Another project we can look forward to is his "Glory Glory" (working title) which opens in London, July 15th.
But Paul Johansson is not just an accomplished athlete and actor, he also writes and directs. "I'll be doing something in the fall which is something I've written.
and I have to be honest - I know this might be disappointing to some people, but I think that, the writing/directing side of my life is much more fulfilling. There's a lot
more freedom. You wouldn't think so, but as an actor, you show up and somebody's designed your look and told you predominantly what type of scenario you're going to be
playing. They've given you your words. You work out with the director what you're going to be doing in terms of blocking in the shot and so the only freedom you have is in
the moment when you're acting and then, your emotions are your own and you can either manipulate them or let them happen as you see fit - as the characters wants and needs
sort of preclude you to accepting. So there's not that much freedom in acting. It's not that fulfilling. What is fulfilling is when you are - as they say, a very common
phrase in writing, "The God of your Universe" and as The God of your Universe, you get to determine people's fates and what realm you're going to write in, what
genre you're going to write in, how people sound, where they walk, what room they're in, what country they're in, what era they're in, you know, and when you direct it, you
have this incredible opportunity to convey this message to your keys, which are your Director of Photography, your actors, the wardrobe designer and set designer. Your
vision becomes materialized that moment when you first call action and people are saying your words - its stunning and humbling because you've, transformed into this new
world, this new realm of the creative process which is unbelievably rewarding. That's something that's difficult - once you've had that experience; to walk away from. You
want more and more."
So where does Paul Johansson see his future going? "Oh, I would never presume to have any privilege to knowing the future. I will tell you that I am a very
practical person and I'm certainly not one to just allow his fate to be determined by the Muses. I'm somebody who's going to be actively involved in where I'm going or not,
you know. It's going to be in my hands or it's probably not going to happen. I'm a self-determination person."

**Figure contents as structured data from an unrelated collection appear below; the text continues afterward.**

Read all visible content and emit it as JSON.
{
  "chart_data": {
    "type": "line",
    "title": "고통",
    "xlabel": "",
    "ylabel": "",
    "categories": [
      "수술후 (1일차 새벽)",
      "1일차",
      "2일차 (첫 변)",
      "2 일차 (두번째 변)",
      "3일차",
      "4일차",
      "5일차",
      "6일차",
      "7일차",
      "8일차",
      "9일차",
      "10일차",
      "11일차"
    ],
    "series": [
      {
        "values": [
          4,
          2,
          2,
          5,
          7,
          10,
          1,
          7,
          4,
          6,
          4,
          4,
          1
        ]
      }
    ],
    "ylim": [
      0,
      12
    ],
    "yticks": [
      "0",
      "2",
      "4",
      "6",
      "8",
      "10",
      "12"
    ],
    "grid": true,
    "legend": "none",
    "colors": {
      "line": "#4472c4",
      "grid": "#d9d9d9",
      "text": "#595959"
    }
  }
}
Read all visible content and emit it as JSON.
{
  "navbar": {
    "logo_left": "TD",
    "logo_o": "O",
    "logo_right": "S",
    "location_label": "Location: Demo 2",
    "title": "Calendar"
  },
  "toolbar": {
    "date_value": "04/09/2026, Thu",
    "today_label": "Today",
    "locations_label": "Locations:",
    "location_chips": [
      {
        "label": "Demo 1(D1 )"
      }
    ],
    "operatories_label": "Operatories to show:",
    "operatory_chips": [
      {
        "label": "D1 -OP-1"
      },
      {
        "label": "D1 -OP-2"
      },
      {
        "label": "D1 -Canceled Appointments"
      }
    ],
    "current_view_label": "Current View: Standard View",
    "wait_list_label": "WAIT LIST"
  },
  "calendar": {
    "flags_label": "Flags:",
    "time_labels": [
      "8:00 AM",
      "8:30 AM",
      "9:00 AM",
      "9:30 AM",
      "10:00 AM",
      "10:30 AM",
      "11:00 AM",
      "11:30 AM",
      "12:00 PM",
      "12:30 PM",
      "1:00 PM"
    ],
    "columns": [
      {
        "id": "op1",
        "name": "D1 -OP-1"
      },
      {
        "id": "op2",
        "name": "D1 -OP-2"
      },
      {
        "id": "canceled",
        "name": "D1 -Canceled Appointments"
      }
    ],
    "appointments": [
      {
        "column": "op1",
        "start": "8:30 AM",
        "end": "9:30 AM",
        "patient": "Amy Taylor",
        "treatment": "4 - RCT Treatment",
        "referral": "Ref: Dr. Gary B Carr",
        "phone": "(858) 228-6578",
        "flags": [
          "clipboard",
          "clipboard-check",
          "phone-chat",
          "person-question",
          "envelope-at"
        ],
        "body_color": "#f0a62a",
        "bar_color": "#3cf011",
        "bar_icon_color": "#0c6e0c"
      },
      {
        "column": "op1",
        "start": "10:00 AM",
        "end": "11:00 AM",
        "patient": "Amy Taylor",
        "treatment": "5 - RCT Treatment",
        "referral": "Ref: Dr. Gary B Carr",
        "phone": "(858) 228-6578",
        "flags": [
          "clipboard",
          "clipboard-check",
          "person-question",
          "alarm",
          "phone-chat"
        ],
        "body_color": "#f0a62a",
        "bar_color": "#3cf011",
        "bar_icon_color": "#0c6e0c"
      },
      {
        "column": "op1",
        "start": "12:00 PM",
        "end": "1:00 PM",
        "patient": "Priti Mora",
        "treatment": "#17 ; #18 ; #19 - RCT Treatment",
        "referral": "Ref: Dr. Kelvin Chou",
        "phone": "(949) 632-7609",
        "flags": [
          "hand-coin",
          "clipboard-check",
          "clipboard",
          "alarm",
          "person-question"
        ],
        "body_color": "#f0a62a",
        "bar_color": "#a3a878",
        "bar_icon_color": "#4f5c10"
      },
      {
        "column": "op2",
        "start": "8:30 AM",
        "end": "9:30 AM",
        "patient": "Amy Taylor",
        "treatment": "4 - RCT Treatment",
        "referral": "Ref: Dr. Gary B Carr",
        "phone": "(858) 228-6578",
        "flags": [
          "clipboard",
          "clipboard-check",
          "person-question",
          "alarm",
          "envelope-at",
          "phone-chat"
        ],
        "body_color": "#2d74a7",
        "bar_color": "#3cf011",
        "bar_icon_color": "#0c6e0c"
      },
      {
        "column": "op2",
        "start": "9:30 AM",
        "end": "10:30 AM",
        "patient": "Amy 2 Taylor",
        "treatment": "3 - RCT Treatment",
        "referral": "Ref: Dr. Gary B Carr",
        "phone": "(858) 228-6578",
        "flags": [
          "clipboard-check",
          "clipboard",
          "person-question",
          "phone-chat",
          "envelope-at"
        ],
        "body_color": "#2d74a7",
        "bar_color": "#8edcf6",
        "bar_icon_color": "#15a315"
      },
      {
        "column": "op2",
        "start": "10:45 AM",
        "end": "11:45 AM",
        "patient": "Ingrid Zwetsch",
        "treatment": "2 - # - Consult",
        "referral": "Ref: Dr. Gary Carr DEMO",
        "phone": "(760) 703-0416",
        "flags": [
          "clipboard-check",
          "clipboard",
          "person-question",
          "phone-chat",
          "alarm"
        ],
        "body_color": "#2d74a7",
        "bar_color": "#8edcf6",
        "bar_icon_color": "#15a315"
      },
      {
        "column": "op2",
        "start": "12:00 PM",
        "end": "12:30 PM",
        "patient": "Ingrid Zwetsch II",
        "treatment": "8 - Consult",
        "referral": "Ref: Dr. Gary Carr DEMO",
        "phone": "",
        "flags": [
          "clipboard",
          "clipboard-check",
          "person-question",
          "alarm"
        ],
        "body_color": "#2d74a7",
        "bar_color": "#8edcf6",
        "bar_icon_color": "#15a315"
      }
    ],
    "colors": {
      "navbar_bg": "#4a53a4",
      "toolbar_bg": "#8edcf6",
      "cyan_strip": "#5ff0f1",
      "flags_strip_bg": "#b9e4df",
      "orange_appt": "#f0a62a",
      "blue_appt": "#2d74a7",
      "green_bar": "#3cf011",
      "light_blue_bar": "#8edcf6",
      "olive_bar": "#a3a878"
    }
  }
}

And Paul has a great philosophy about life. "I've always felt that you kind of write your own script as you go through life, by the things you do and don't do.
They're both just as important. In theory I'm aggressive. I aggressive in my career and I think its, uh, the only way to have any type of staying power in an industry that
is very unforgiving."
It is very clear the Paul Johansson has firmly taken up the reins of his life direction and is sailing into his future, calmly excepting the rough waters that may come,
but confident that both he and his future are in very good hands.